With that kind of recursive self-improvement loop operating well, it pays off to find ways to cloister units of economic activity away from sources of specification complexity, allowing them to have simpler specifications that enable the search process to operate effectively.
Such a loop depends critically on the efficiency of its implementation. The faster it runs, and the more it can do with a given amount of memory, the more effectively we can find better new strategies, which pays back recursively in the system’s ability to keep improving itself. That concern motivates thinking carefully about what software of the future should look like, as I’ll now cover in a series of posts about design of programming languages. I’ll make the case that the same principles that will aid autonomous systems also make sense for human programmers. I’ll also argue that languages like Rust, often held up as exemplars of the future of programming-language design, are not cut out for the performance scaling we’ll need for important applications.

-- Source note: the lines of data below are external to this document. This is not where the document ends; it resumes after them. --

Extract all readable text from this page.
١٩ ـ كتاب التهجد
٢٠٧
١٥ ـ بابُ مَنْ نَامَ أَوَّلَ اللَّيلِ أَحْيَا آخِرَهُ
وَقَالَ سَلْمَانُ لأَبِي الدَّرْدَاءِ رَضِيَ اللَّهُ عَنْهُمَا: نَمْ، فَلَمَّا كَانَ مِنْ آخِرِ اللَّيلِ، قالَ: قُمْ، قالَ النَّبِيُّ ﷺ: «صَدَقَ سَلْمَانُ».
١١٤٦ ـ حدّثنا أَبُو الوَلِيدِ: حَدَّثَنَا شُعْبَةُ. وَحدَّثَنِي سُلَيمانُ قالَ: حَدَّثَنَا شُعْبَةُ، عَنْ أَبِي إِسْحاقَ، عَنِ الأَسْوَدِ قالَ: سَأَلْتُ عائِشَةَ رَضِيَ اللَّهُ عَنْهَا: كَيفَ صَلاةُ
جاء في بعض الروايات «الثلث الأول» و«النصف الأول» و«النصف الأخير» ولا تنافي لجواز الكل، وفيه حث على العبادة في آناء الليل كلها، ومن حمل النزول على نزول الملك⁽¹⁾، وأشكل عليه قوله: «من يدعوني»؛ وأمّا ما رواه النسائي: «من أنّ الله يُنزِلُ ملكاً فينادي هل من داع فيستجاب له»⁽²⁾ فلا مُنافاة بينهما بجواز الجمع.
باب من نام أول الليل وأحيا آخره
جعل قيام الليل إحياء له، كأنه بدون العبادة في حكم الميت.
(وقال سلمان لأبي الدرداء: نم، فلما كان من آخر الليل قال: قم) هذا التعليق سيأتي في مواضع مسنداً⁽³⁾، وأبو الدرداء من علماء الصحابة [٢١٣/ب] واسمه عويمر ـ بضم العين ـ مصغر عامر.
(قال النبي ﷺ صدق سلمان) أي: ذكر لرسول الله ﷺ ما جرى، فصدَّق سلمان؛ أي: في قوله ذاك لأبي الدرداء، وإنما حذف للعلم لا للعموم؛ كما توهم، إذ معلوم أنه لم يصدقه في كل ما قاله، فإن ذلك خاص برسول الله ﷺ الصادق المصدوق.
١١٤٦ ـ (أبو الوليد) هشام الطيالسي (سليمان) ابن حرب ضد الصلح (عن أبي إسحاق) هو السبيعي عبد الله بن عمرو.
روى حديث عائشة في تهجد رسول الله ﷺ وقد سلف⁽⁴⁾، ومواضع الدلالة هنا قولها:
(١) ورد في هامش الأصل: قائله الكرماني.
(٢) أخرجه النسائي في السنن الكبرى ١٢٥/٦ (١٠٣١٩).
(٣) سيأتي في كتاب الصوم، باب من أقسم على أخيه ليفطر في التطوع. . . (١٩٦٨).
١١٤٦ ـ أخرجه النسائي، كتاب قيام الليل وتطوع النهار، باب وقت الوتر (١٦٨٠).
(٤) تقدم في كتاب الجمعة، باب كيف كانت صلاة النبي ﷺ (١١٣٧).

I have some experience with very large-scale projects within major corporations.
Specifications were created by staff in customer-facing roles and subsequently stored in large databases. These specifications were then broken down into detailed requirements. Over time, the volume grew to the point where there were thousands of individual requirements.
Although the development process mandated a thorough review of all requirements, human errors still occurred. Furthermore, additional requirements were frequently introduced during the development phase itself.
All of this resulted in a requirements database that lacked full consistency—regardless of whether the Waterfall model or Agile Development was being used.
Here is what I would like to see:
a) Requirements management tools should check natural language text for consistency right from the start and immediately alert users to any inconsistencies found in the database.
b) The process of breaking down high-level requirements into detailed ones should be AI-assisted, with the AI specifically flagging any gaps—essentially signaling, "Something is missing here!"
c) Existing requirements in commercial tools like e.g. IBM DOORS or Siemens Polarion should feature a new mode allowing users to resolve database inconsistencies through a dialogue with the AI.
d) Official bodies—such as the IETF, SAE (automotive), ERA (railway), and many others—should check their existing specifications for consistency and gaps. New specifications (typically involving multiple companies) should be developed in collaboration with AI.